– Não seja barulhento, sr. Gibson. Sei que, após o café-da-manhã, até a menor discussão é perturbadora. Acho que um passeio no ar da manhã e uma reflexão tranqüila serão muito benéficos para o senhor.
Com esforço, o Rei do Ouro controlou sua fúria. Só pude admirá-lo, pois com um supremo domínio sobre si mesmo ele havia, em um minuto, passado do ódio inflamado à indiferença fria e desdenhosa.
– Bem, é a sua opção. Suponho que o senhor saiba dirigir seus próprios negócios. Não posso fazê-lo tratar do caso contra a sua vontade. Esta manhã o senhor não fez nenhum bem a si mesmo, sr. Holmes, pois eu já venci homens mais fortes do que o senhor. Nenhum homem jamais se opôs a mim e levou a melhor.
– Muitos disseram isto, e mesmo assim estou aqui – disse Holmes, sorrindo. – Bem, bom-dia, sr. Gibson. O senhor ainda tem muito o que aprender.
Nosso visitante saiu ruidosamente, mas Holmes continuou fumando num silêncio imperturbável, com os olhos sonhadores fixos no teto.
– Qual é a sua opinião, Watson?
– Bem, Holmes, devo confessar que quando penso que este é um homem que certamente afastaria qualquer obstáculo do seu caminho, e quando me lembro que a mulher dele pode ter sido um obstáculo e um alvo de desagrado, como aquele homem, Bates, nos contou, parece-me que...
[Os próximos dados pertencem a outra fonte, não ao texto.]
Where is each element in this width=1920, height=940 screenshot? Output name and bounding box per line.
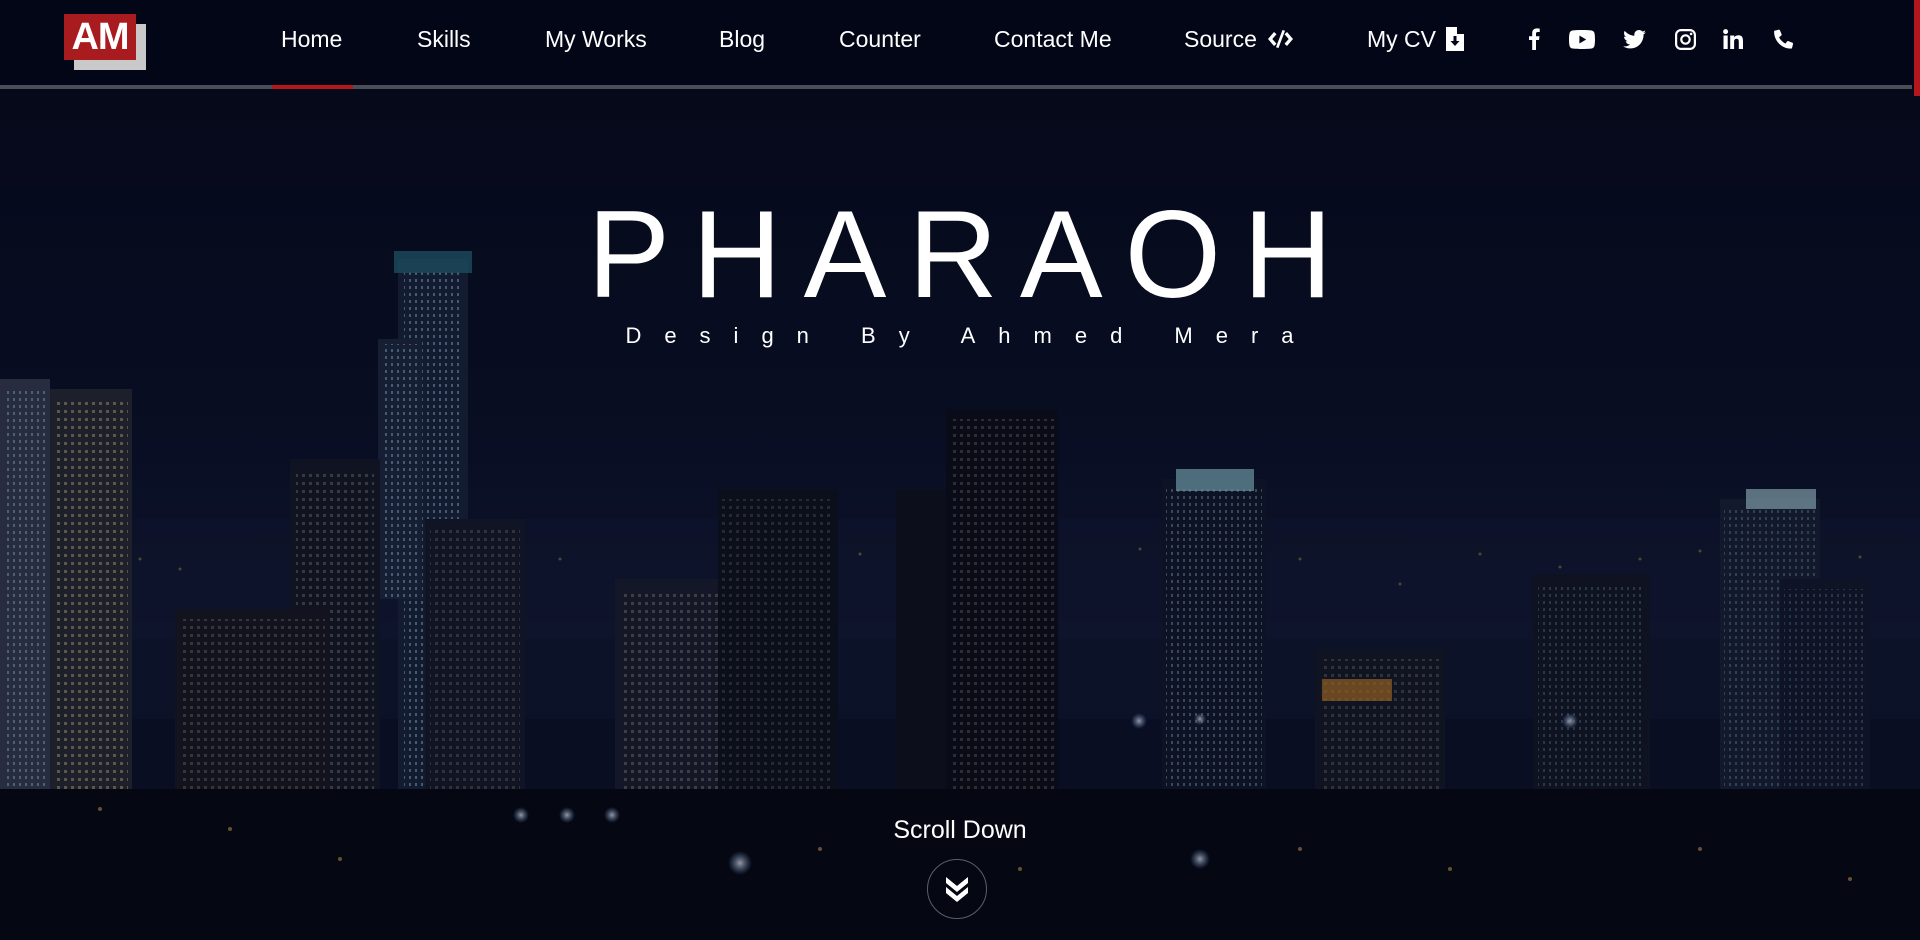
nav-skills[interactable]: Skills [417, 22, 471, 56]
nav-home[interactable]: Home [281, 22, 342, 56]
nav-home-label: Home [281, 25, 343, 52]
nav-source[interactable]: Source [1184, 22, 1294, 56]
nav-source-label: Source [1184, 25, 1257, 52]
nav-menu: Home Skills My Works Blog Counter Contac… [0, 0, 1920, 78]
phone-icon[interactable] [1768, 24, 1798, 54]
file-download-icon [1446, 27, 1464, 51]
page-scroll-indicator [1914, 0, 1920, 96]
nav-my-works-label: My Works [545, 25, 647, 52]
nav-contact-me-label: Contact Me [994, 25, 1112, 52]
hero-section: PHARAOH Design By Ahmed Mera Scroll Down [0, 89, 1920, 940]
nav-skills-label: Skills [417, 25, 471, 52]
linkedin-icon[interactable] [1718, 24, 1748, 54]
nav-counter-label: Counter [839, 25, 921, 52]
nav-contact-me[interactable]: Contact Me [994, 22, 1112, 56]
scroll-down-button[interactable] [927, 859, 987, 919]
hero-title: PHARAOH [587, 186, 1355, 324]
youtube-icon[interactable] [1567, 24, 1597, 54]
nav-blog[interactable]: Blog [719, 22, 765, 56]
active-nav-indicator [272, 85, 353, 89]
nav-my-works[interactable]: My Works [545, 22, 647, 56]
nav-my-cv-label: My CV [1367, 25, 1436, 52]
facebook-icon[interactable] [1519, 24, 1549, 54]
navbar: AM Home Skills My Works Blog Counter Con… [0, 0, 1920, 89]
nav-blog-label: Blog [719, 25, 766, 52]
hero-subtitle: Design By Ahmed Mera [625, 323, 1317, 348]
double-chevron-down-icon [946, 877, 968, 902]
code-icon [1267, 30, 1293, 48]
scroll-down-label[interactable]: Scroll Down [0, 816, 1920, 845]
twitter-icon[interactable] [1619, 24, 1649, 54]
nav-counter[interactable]: Counter [839, 22, 921, 56]
nav-my-cv[interactable]: My CV [1367, 22, 1464, 56]
instagram-icon[interactable] [1670, 24, 1700, 54]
– Exatamente. E a mim também.
– Mas quais eram as suas relações com a governanta, e como você as descobriu?
– Blefe, Watson, blefe! Quando analisei o tom apaixonado e nada formal de sua carta, diferente de uma carta de negócios, e o comparei com o seu jeito e seu aspecto reservados, ficou claro que havia uma profunda emoção que se centrava mais na mulher acusada do que na vítima. É necessário compreender as relações verdadeiras entre essas três pessoas para podermos chegar à verdade. Você viu o ataque frontal que lhe fiz, e como ele o recebeu do modo imperturbável. Então blefei para dar-lhe a impressão de que eu estava absolutamente certo, quando, na verdade, eu estava apenas suspeitando.
– Será que ele volta?
– É certo que ele voltará. Ele precisa voltar. Ele não pode deixar as coisas como estão. Ah! não é a campainha? Sim, ouço seus passos. Ora, sr. Gibson, eu estava justamente dizendo ao dr. Watson que o senhor estava um pouco atrasado.
O Rei do Ouro havia voltado à sala com uma disposição mais conciliadora do que quando saiu. Seu orgulho ferido ainda transparecia em seus olhos ressentidos, mas seu bom senso lhe mostrara que precisava se sujeitar, se quisesse atingir seu objetivo.
– Estive refletindo sobre o assunto, sr. Holmes, e percebi que fui precipitado ao interpretar erroneamente as suas observações. O senhor tem motivos para ir direto aos fatos, quaisquer que eles sejam, e eu o respeito mais por isso. Mas, posso assegurar-lhe que as minhas relações com a senhorita Dunbar realmente não têm nada a ver com este caso.
– Isto cabe a mim decidir, não é?
– Sim, suponho que seja assim. O senhor é como um cirurgião que quer saber todos os sintomas antes de fazer o diagnóstico.
– Exatamente. É o que o senhor acaba de dizer. E só um paciente que tenha o objetivo de enganar seu cirurgião ocultaria a realidade de seu caso.
– Pode ser assim, mas o senhor deve admitir, sr. Holmes, que a maioria dos homens se acanha um pouco quando lhe perguntam, sem rodeios, qual o tipo de relação que ele tem com uma mulher – quando há realmente algum sentimento verdadeiro no caso. Imagino que a maioria dos homens tenha um cantinho particular em suas almas, onde os intrusos não são bem-vindos. E o senhor de repente intrometeu-se aí. Mas, o objetivo o desculpa, desde que seja para julgar e tentar salvá-la. Bem, as apostas estão sobre a mesa e a alma aberta, e o senhor pode explorá-la onde quiser. O que é que o senhor deseja?
– A verdade.
O Rei do Ouro fez uma pausa, como alguém que põe os pensamentos em ordem. Seu rosto carrancudo e marcado por rugas ficou ainda mais sombrio e grave.